For the poem to rhyme, each word must fit. Similarly, any inserted block that doesn't fit in the chain will change subsequent blocks' hash tags, making the chain resistance to tampering. There are many benefits to block chain. One is that your identity can be represented by a cryptographic hash or signature so as to protect you from hackers. Once your identity is verified, all of your personal information is then erased. In some ways, then, you become a numerical avatar. The benefit of this is that hackers can't get to your personal information, such as your address, because this information isn't stored.

What is more, blockchain can be used in the corporate realm so as to diminish the risk of theft, particularly in the developmental stages of an idea. Imagine Albert Einstein teams up with a slew of scientists all around the world – including you -- to create a medicine. Mr. Einstein is located in Princeton and you are located in Palo Alto. Instead of sending e-mails exchanging versions of the medicine, you can use the chain to exchange hashes of the information more securely. No matter how encrypted e-mails are, they are still relatively easy to hack to those in the hacking community. This example can be extrapolated to wider uses for other contexts in open source collaborations between entities.
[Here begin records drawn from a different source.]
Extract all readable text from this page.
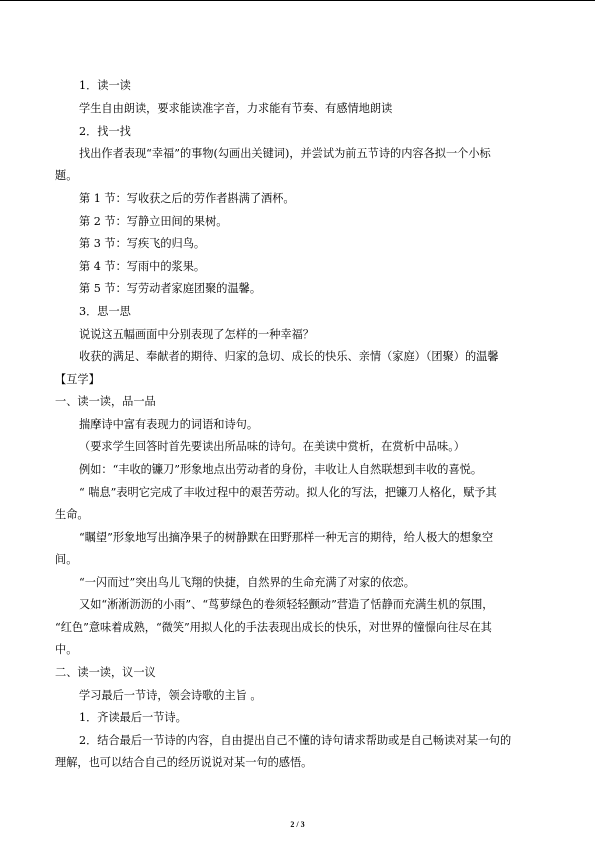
1．读一读
学生自由朗读，要求能读准字音，力求能有节奏、有感情地朗读
2．找一找
找出作者表现“幸福”的事物(勾画出关键词)，并尝试为前五节诗的内容各拟一个小标
题。
第 1 节：写收获之后的劳作者斟满了酒杯。
第 2 节：写静立田间的果树。
第 3 节：写疾飞的归鸟。
第 4 节：写雨中的浆果。
第 5 节：写劳动者家庭团聚的温馨。
3．思一思
说说这五幅画面中分别表现了怎样的一种幸福？
收获的满足、奉献者的期待、归家的急切、成长的快乐、亲情（家庭）（团聚）的温馨
【互学】
一、读一读，品一品
揣摩诗中富有表现力的词语和诗句。
（要求学生回答时首先要读出所品味的诗句。在美读中赏析，在赏析中品味。）
例如：“丰收的镰刀”形象地点出劳动者的身份，丰收让人自然联想到丰收的喜悦。
“ 喘息”表明它完成了丰收过程中的艰苦劳动。拟人化的写法，把镰刀人格化，赋予其
生命。
“瞩望”形象地写出摘净果子的树静默在田野那样一种无言的期待，给人极大的想象空
间。
“一闪而过”突出鸟儿飞翔的快捷，自然界的生命充满了对家的依恋。
又如“淅淅沥沥的小雨”、“茑萝绿色的卷须轻轻颤动”营造了恬静而充满生机的氛围，
“红色”意味着成熟，“微笑”用拟人化的手法表现出成长的快乐，对世界的憧憬向往尽在其
中。
二、读一读，议一议
学习最后一节诗，领会诗歌的主旨 。
1．齐读最后一节诗。
2．结合最后一节诗的内容，自由提出自己不懂的诗句请求帮助或是自己畅读对某一句的
理解，也可以结合自己的经历说说对某一句的感悟。
2 / 3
There are also many advantages with bitcoin and associated cryptocurrencies. Among others, cryptocurrencies like bitcoin: (1) cut out associated middle men, (2) can reduce the costs associated with asset transfers, (3) can ensure for more confidential transactions, (4) reduce transaction fees, (5) enable greater access to credit around the world, particularly to developing countries, (6) create easier fluidity of international trade, (7) permit greater stewardship over one’s account, (8) are highly adaptable and can be modified for particular transactions, and (9) increase the security of asset transfers given the encryption used. Perhaps that’s why the current value of the bitcoin market is $117 billion.

That being said, unlike actual currencies, there is no centralized regulator of bitcoin given its open sourced nature. This means that the value attributed to bit coin is arbitrary, and there is no floor under which it won't go. Such decentralization and lack of a central regulator can cause it to crash without warning, since bit coin transactions can be fantastical in reality. But nobody would know until it is too late. However, as noted in Forbes, there has been a recent bull market in bitcoin. In fact, 27% of those aged 18-34 prefer bitcoin to traditional investments. While some portray bitcoin as a the haven for criminal activity and explain its rise on such traffic -- but illicit activity still only accounts for 1% of all bitcoin transactions.

Regardless of what one thinks of blockchain and associated cryptocurrencies like bitcoin, they are both going to be here for the foreseeable future. This is especially true as companies like IBM are enter the blockchain and associated crypto marketplace.